Combien de temps faut-il pour rétablir ma cote de crédit après avoir connu des problèmes liés à des dettes de carte de crédit ?
La plupart des éléments négatifs, notamment les retards de paiement et les comptes confiés à un organisme de recouvrement, disparaissent de votre dossier de crédit canadien au bout de six ans dans la plupart des provinces — parfois sept, selon l’agence et la province. Mais votre score peut commencer à s’améliorer bien avant cela. À condition de maintenir vos comptes actuels en règle, de réduire votre taux d’utilisation et d’éviter tout nouveau défaut de paiement, vous pouvez généralement constater une amélioration significative de votre score dans un délai de 6 à 12 mois. Des outils tels que les services de rétablissement de crédit au Canada peuvent également vous aider s’il existe de véritables erreurs dans votre dossier.

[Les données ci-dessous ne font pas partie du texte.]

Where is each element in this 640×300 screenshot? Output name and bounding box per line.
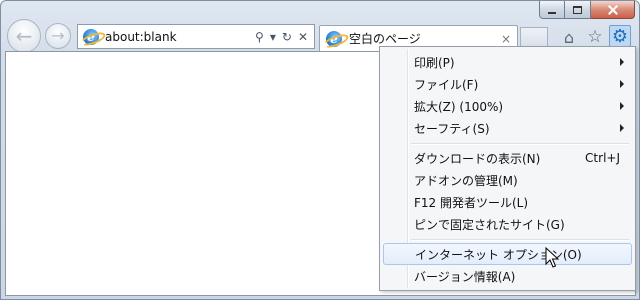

Les services de conseil en matière de crédit à but non lucratif au Canada sont-ils vraiment gratuits ?
La première consultation et les conseils en matière de gestion budgétaire prodigués par un conseiller en crédit à but non lucratif réputé sont généralement gratuits. Si vous adhérez à un plan de gestion de la dette, des frais administratifs modiques sont généralement inclus dans la mensualité, mais les intérêts sont réduits, voire supprimés, ce qui vous permet souvent de réaliser des économies bien supérieures au montant de ces frais. Méfiez-vous des entreprises qui facturent des frais initiaux élevés ou qui promettent d’« effacer » votre dette : il s’agit généralement de sociétés de règlement de dettes à but lucratif, et non de conseillers à but non lucratif. Notre guide sur le conseil en crédit au Canada vous explique comment faire la différence.
À quel moment devriez-vous cesser d’essayer de rembourser vous-même vos dettes de carte de crédit et demander de l’aide ?
Il est temps de consulter un professionnel si vous utilisez une carte de crédit pour rembourser une autre, si vous ne réglez que les minimums exigés et constatez que vos soldes stagnent ou augmentent, si vous recevez des appels de recouvrement ou si vous avez l’impression de ne pas pouvoir envisager de sortie réaliste de l’endettement d’ici quelques années. Un conseiller en crédit à but non lucratif ou un syndic de faillite agréé vous présentera toutes les options possibles — y compris celles qui n’impliquent pas de procédure d’insolvabilité — gratuitement et sans engagement. Agir plus tôt vous offre presque toujours davantage d’options et limite les répercussions négatives sur votre solvabilité, et non l’inverse.